İstanbul Sözleşmesi’ne ve kadınların yaşam hakkına yönelik saldırılar her geçen gün artıyor. Pınar Gültekin’in katledilmesinin ardından İzmir’de Pınar Gültekin ve öldürülen tüm kadınlar için toplanan kadınlara Türkiye’de bile çok sık rastlamadığımız türden bir polis şiddeti gerçekleştirildi. Kadınlar yerlerde tekmelendi, saçlarından sürüklendi. Yalnızca bir kaç gün sonra, 24 Temmuz Cuma Günü, Ayasofya’nın açılışına giden grup, valilik kararıyla metro seferini durduran kadın makiniste linç girişiminde bulundu. AKP’nin Ayasofya’ya namaz çağrısına tekbirlerle giden güruhun sistematik kadın düşmanlığıyla nasıl beslendiğini on saniyelik bir videoda görmüş olduk. 26 Temmuz gününe ise SKM üyesi kadınların toplantı yapacakları gerekçesiyle gözaltına alınma haberleriyle uyandık. Yine 26 Temmuz günü İstanbul’da “İstanbul Sözleşmesi Yaşatır” sloganıyla forum çağrısı yapan kadın örgütü üyeleri forum bittikten sonra bindikleri araçlardan, oturdukları mekanlardan, yolda yürürken sokak arasında sıkıştırılarak kadınların korunmak istedikleri canilerin adeta temsili olmuş polisler tarafından gözaltına alındılar! Öte yandan, 20 gün boyunca 18 yaşındaki I.E yi alıkoyan ve ona sistematik olarak tecavüz eden uzman çavuş Musa Orhan alkollü olması gerekçe gösterilerek serbest bırakıldı.
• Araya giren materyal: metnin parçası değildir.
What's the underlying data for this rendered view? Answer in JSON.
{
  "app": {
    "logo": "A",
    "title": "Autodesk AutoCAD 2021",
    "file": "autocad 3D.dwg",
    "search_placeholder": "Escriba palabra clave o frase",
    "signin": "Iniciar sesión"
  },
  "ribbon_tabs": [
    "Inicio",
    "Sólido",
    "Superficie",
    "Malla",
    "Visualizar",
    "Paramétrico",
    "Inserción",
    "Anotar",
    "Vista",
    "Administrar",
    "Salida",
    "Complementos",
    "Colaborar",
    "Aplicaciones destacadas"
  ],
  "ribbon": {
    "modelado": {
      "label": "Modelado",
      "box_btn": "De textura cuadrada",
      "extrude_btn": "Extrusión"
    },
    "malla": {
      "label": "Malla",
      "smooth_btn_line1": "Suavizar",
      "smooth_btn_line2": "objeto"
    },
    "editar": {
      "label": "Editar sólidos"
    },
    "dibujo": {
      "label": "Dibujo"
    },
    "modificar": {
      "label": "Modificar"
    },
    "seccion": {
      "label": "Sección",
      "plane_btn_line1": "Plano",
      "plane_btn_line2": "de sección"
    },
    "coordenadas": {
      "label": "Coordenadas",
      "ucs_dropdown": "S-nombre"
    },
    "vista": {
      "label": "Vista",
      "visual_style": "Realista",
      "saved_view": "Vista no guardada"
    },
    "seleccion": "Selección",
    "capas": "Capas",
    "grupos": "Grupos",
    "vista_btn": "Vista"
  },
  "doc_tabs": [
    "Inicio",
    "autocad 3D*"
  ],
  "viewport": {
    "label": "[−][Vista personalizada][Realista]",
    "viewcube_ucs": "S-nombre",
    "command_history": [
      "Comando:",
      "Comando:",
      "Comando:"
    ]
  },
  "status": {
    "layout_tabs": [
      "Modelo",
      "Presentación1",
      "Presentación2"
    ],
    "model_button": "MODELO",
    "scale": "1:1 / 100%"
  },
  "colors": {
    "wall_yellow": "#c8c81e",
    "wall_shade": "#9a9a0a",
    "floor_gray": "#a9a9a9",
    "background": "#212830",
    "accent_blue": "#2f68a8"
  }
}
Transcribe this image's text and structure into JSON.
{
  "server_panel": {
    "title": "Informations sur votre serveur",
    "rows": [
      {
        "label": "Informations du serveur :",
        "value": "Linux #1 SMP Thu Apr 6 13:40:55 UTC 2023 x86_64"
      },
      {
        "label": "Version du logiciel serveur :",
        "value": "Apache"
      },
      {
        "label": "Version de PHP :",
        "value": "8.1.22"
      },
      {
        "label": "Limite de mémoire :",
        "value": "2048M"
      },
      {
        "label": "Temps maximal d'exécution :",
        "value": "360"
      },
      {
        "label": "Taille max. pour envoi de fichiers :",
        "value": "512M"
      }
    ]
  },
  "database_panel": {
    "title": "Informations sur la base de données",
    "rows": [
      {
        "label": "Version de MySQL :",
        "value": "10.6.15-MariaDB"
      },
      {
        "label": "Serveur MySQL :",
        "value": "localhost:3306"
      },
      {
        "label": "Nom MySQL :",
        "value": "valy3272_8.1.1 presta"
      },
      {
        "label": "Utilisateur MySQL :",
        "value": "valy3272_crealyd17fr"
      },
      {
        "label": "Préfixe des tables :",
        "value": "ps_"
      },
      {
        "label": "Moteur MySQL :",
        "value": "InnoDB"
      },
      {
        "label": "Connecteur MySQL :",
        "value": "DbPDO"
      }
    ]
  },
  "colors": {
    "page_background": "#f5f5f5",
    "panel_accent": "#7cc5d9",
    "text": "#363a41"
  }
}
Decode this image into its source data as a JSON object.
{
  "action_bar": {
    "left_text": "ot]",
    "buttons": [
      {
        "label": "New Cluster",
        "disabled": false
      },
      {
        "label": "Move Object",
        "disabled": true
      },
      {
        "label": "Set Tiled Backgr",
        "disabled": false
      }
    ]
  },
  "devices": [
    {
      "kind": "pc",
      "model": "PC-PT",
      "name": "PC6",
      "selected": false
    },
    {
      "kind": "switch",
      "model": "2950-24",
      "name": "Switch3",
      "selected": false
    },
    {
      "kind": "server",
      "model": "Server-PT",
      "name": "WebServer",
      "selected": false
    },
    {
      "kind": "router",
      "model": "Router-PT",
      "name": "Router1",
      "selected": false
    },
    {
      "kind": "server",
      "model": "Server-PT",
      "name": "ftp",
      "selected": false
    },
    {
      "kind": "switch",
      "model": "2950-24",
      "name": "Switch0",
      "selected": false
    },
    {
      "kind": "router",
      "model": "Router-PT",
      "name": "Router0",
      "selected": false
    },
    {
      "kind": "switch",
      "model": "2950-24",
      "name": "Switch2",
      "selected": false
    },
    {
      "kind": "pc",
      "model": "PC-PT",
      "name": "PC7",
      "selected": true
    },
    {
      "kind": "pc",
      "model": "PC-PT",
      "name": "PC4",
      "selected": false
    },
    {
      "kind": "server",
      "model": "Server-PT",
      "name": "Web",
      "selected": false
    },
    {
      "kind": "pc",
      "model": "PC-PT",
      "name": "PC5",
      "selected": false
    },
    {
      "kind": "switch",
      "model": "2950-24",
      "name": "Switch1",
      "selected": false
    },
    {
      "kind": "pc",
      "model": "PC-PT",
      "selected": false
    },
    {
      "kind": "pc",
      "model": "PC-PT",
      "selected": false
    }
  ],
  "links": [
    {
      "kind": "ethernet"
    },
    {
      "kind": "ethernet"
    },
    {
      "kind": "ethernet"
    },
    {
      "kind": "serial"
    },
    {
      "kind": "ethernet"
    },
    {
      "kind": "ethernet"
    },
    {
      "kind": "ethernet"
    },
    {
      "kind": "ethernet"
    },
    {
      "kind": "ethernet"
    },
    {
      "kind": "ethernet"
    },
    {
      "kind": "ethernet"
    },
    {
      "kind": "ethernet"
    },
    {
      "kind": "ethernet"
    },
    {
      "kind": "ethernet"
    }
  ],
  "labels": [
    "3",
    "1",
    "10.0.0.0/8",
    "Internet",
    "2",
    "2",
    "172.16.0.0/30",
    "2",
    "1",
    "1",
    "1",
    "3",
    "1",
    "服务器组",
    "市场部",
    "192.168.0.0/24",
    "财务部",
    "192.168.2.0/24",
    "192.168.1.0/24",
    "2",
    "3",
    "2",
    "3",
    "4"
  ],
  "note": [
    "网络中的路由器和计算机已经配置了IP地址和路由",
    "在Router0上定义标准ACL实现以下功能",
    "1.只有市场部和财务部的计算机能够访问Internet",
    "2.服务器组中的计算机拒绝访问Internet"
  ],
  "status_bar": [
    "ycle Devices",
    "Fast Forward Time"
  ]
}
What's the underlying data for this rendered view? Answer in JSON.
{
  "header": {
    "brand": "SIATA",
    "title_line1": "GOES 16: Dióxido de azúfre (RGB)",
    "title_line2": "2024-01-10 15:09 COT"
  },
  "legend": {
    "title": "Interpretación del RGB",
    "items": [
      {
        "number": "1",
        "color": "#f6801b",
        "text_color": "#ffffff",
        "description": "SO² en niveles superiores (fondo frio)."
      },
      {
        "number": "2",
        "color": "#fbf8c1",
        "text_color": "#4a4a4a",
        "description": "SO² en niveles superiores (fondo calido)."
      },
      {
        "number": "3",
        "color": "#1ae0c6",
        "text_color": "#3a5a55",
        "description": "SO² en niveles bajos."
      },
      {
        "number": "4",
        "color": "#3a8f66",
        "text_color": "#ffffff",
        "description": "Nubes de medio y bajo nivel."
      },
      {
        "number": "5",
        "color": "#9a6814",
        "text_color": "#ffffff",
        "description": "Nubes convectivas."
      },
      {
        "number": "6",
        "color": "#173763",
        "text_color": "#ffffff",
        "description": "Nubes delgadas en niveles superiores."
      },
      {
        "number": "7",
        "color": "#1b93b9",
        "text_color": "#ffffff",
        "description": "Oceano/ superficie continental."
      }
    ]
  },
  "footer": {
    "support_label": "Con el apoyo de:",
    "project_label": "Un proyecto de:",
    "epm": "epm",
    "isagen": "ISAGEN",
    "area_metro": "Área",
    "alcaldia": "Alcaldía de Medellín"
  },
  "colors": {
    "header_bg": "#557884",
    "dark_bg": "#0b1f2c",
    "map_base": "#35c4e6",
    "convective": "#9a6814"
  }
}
Pınar Gültekin’in ölüm haberini aldığımız 21 Temmuz gününden 26 Temmuza değin, yalnızca 5 gün içinde kadınlara bu saldırılar gerçekleştirildi!
Hiç bir hükümet yetkilisinin çıkıp da kadın cinayetlerine lanet okumaya ya da öldürülen kadınların adını bile ağzına almaya hakkı yok!
Çünkü;
– Senelerdir sistematik kadın düşmanlığıyla, kadınların sokaklarda rahatça yürüyemediği bir ülkeyi siz inşa ettiniz!
– Kadınların yaşam güvencesi olan İstanbul Sözleşmesi’ni ve 6284 sayılı kanuna saldıran sizlersiniz!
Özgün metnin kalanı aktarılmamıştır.